Today is the launch date for Aberrations
. The reviews so far are fantastic! It’s the realization of a dream I’ve had for a long time. It’s the culmination of gifts I never wanted but have struggled to embrace as part of my unique identity. I’m pinching myself. I’m doing my happy dance and bracing myself at the same time, knowing it’s just the beginning.
When I was about thirteen, I snuck out once in the middle of the night. I took a blanket and a radio to the elementary school a few blocks away. I stretched the old blanket out in the middle of the playground, turned on the radio, got comfortable, and looked up at the stars for a long time. I remember feeling like a giant leaning against the side of the world; I had a sense of it being round and turning that night. I felt the fullness of life; how everything revolves and connects to create a deep, solid existence. I swore to myself that one day I would write a great novel that would make everything in my life worthwhile. It was an adolescent dream but it was real. That was nearly thirty years ago.
In my novel, aberration is defined as the negative or tragic in our lives. Everyone has at least one issue; it’s the human condition. These aberrations may be caused by our own misguided or foolish choices, or they may result from something far beyond our control such as illness, deformity, family history, etc. The underlying theme of Aberrations is truth. How do we face the truth in our lives, and then how do we deal with it? How can we use these seemingly negative aberrations riding our backs to embrace a unique existence filled with positives? Sometimes reality can be downright ugly; however, if we make the effort to search for beauty, we can almost always find it hiding in the shadow of our pain.
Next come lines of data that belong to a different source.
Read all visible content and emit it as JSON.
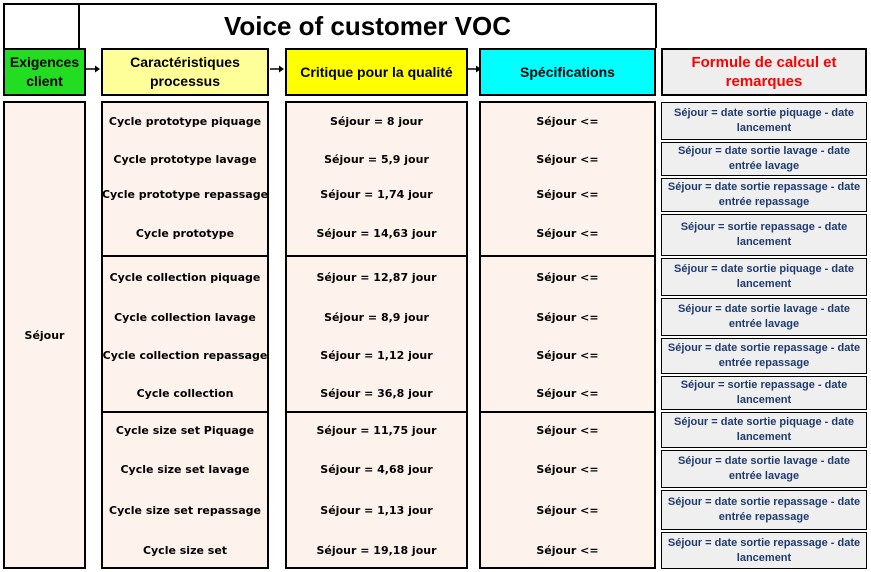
{
  "title": "Voice of customer VOC",
  "headers": {
    "exigences": "Exigences client",
    "caracteristiques": "Caractéristiques processus",
    "critique": "Critique pour la qualité",
    "specifications": "Spécifications",
    "formule": "Formule de calcul et remarques"
  },
  "exigence_client": "Séjour",
  "rows": [
    {
      "carac": "Cycle  prototype piquage",
      "critique": "Séjour  =  8 jour",
      "spec": "Séjour <=",
      "formule": "Séjour = date sortie piquage - date lancement"
    },
    {
      "carac": "Cycle prototype lavage",
      "critique": "Séjour  = 5,9 jour",
      "spec": "Séjour <=",
      "formule": "Séjour  = date sortie lavage - date entrée lavage"
    },
    {
      "carac": "Cycle prototype repassage",
      "critique": "Séjour  = 1,74  jour",
      "spec": "Séjour <=",
      "formule": "Séjour = date sortie repassage - date entrée repassage"
    },
    {
      "carac": "Cycle prototype",
      "critique": "Séjour  = 14,63 jour",
      "spec": "Séjour <=",
      "formule": "Séjour  = sortie repassage - date lancement"
    },
    {
      "carac": "Cycle  collection piquage",
      "critique": "Séjour  =  12,87 jour",
      "spec": "Séjour <=",
      "formule": "Séjour  = date sortie piquage - date lancement"
    },
    {
      "carac": "Cycle collection lavage",
      "critique": "Séjour  = 8,9 jour",
      "spec": "Séjour <=",
      "formule": "Séjour = date sortie lavage - date entrée lavage"
    },
    {
      "carac": "Cycle collection repassage",
      "critique": "Séjour  = 1,12  jour",
      "spec": "Séjour <=",
      "formule": "Séjour = date sortie repassage - date entrée repassage"
    },
    {
      "carac": "Cycle collection",
      "critique": "Séjour  = 36,8 jour",
      "spec": "Séjour <=",
      "formule": "Séjour  = sortie repassage - date lancement"
    },
    {
      "carac": "Cycle size set  Piquage",
      "critique": "Séjour  = 11,75 jour",
      "spec": "Séjour <=",
      "formule": "Séjour = date sortie piquage  - date lancement"
    },
    {
      "carac": "Cycle size set  lavage",
      "critique": "Séjour  = 4,68 jour",
      "spec": "Séjour <=",
      "formule": "Séjour = date sortie lavage - date entrée lavage"
    },
    {
      "carac": "Cycle size set  repassage",
      "critique": "Séjour  =  1,13 jour",
      "spec": "Séjour <=",
      "formule": "Séjour  = date sortie repassage - date entrée repassage"
    },
    {
      "carac": "Cycle size set",
      "critique": "Séjour  =  19,18 jour",
      "spec": "Séjour <=",
      "formule": "Séjour  = date sortie repassage - date lancement"
    }
  ],
  "colors": {
    "exigences": "#22dd22",
    "caracteristiques": "#ffff99",
    "critique": "#ffff00",
    "specifications": "#00ffff",
    "formule_title": "#ff0000",
    "formule_text": "#1f3b6e"
  }
}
Sometimes the gifts we receive are not what we want. I’ve been asked a few times recently to explain this statement (found on the back cover of Aberrations
). Let me put it this way. I never asked to grow up in a dysfunctional family. Numerous things have happened in my life that I quickly categorized as negative. My list could go on and on. I bet you have one, too. Depending on my age, maturity, and emotional status at the time, I often ran from these painful negatives, hid them from others, and/or tucked them away as tightly as I could, either denying their existence or saying that I’d deal with them later. But I can tell you without hesitation and with complete confidence, that if my own aberrations had not existed, copies of Aberrations
would not be surfacing in bookstores everywhere this week.
Perhaps there would a different kind of book. I’ll never know, but the one I wrote and love would not have been possible. Over a ten-year period I poured a tremendous amount of myself into each word. Perhaps my talent isn’t worthy of the Pulitzer, and perhaps Aberrations won’t be a bestseller or find a place in Oprah’s Book Club, but it’s a damn good start. It represents everything I love about myself and my life–the good, the bad, and the ugly. It makes everything I’ve experienced worthwhile.
This accomplishment from someone, who, like Angel, the protagonist of Aberrations, struggled for a solid identify as a young person, stumbling quite a bit along the way, is a huge step forward. It’s a testament to forging ahead when all signs point to failure. Sometimes, it’s the failures that keep us going; they are filled with hidden gifts. Sometimes, failure makes success all the more important, all the more enticing, and finally possible. Failures, misfortunes, bad choices, and stumbles in the dark often pave the way for who we are to become. It’s common knowledge that trials make us stronger but to actively live under that premise is tough. Searching for something positive through our tears, embarrassment, or despair isn’t easy. It takes time, bravery, and persistence.
is a beginning for me. I’ve had a thirty year start. I’ve finally hit my stride, and I’m prepared to keep moving forward until I see the finish line. It will be interesting to see what the next thirty years bring. Maybe I’ll actually get that Pulitzer one day. Hey, if you’re going to dream, dream big. After all, when I was five years old, left alone, my brother and I had to fill up an old plastic trash can with water just so we could go swimming, and now copies of my novel are headed to a New York City Borders Bookstore that sits next to Central Park.